Alfonso Bellia, Aikaterini Andreadi, Luca Giudice, Sofia De Taddeo, Alessio Maiorino, Ilenia D'Ippolito, Federica Maria Giorgino, Valeria Ruotolo, Maria Romano, Andrea Magrini, Nicola Di Daniele, Paola Rogliani, Davide Lauro
Diabetes Care 2021 July 12
OBJECTIVE: Identifying metabolic factors associated with critical disease can help to improve management of patients hospitalized for coronavirus disease 2019 (COVID-19). High triglycerides and low HDL levels characterize the atherogenic dyslipidemia closely related to insulin resistance and diabetes. We examined associations of atherogenic dyslipidemia detected on admission with outcome of COVID-19 during hospitalization.
RESEARCH DESIGN AND METHODS: We retrospectively analyzed clinical reports of 118 consecutive patients hospitalized for COVID-19 in Rome, Italy, between March and May 2020. Clinical characteristics, inflammation markers, and glucose and lipid metabolism parameters at admission were collected. Critical disease was defined as in-hospital death or need for endotracheal intubation. Associations were tested using logistic regression analysis.

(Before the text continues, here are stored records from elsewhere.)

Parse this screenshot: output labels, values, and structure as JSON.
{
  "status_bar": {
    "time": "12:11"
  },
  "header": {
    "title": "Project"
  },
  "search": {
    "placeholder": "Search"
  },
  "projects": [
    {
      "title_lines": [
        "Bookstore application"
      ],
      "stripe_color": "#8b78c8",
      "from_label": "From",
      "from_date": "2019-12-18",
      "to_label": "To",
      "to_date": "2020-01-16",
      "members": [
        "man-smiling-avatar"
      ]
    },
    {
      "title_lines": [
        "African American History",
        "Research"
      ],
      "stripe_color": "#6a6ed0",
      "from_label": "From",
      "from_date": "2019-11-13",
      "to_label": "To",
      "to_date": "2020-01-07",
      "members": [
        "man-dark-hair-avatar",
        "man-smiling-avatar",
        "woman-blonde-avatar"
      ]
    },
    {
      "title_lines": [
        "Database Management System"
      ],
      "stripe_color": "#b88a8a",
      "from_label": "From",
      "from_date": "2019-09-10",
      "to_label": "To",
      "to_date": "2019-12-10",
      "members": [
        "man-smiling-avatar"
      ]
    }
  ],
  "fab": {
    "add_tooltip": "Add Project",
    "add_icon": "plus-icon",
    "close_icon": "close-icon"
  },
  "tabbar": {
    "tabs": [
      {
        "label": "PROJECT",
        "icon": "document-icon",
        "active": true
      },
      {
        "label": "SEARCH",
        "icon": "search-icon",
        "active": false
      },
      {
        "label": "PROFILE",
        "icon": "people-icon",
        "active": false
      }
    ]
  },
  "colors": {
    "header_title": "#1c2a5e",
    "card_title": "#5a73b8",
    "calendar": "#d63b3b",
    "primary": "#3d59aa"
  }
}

RESULTS: Patients with critical COVID-19 ( n = 43) were significantly older than those with noncritical disease ( n = 75) and presented higher levels of fasting glucose, triglycerides, C-reactive protein, interleukin-6, procalcitonin, and d-dimer ( P < 0.01 for all), whereas HDL levels were lower ( P = 0.003). Atherogenic dyslipidemia was more frequent in patients with critical COVID-19 (46 vs. 24%, P = 0.011), as well as diabetes (37 vs. 19%, P = 0.026), and significantly associated with death or intubation (odds ratio 2.53 [95% CI 1.16-6.32], P = 0.018). Triglycerides were significantly associated with selected inflammatory biomarkers ( P < 0.05 for all) and poorer outcome of COVID-19 during hospitalization in both the overall population and the subgroup with atherogenic dyslipidemia.
CONCLUSIONS: Atherogenic dyslipidemia detected on admission can be associated with critical in-hospital course of COVID-19. Further investigations are needed to elucidate the hypothetical role of insulin resistance and related lipid abnormalities in severe acute respiratory syndrome coronavirus 2 pathogenesis. Assessment of lipid profile should be encouraged in patients hospitalized for COVID-19.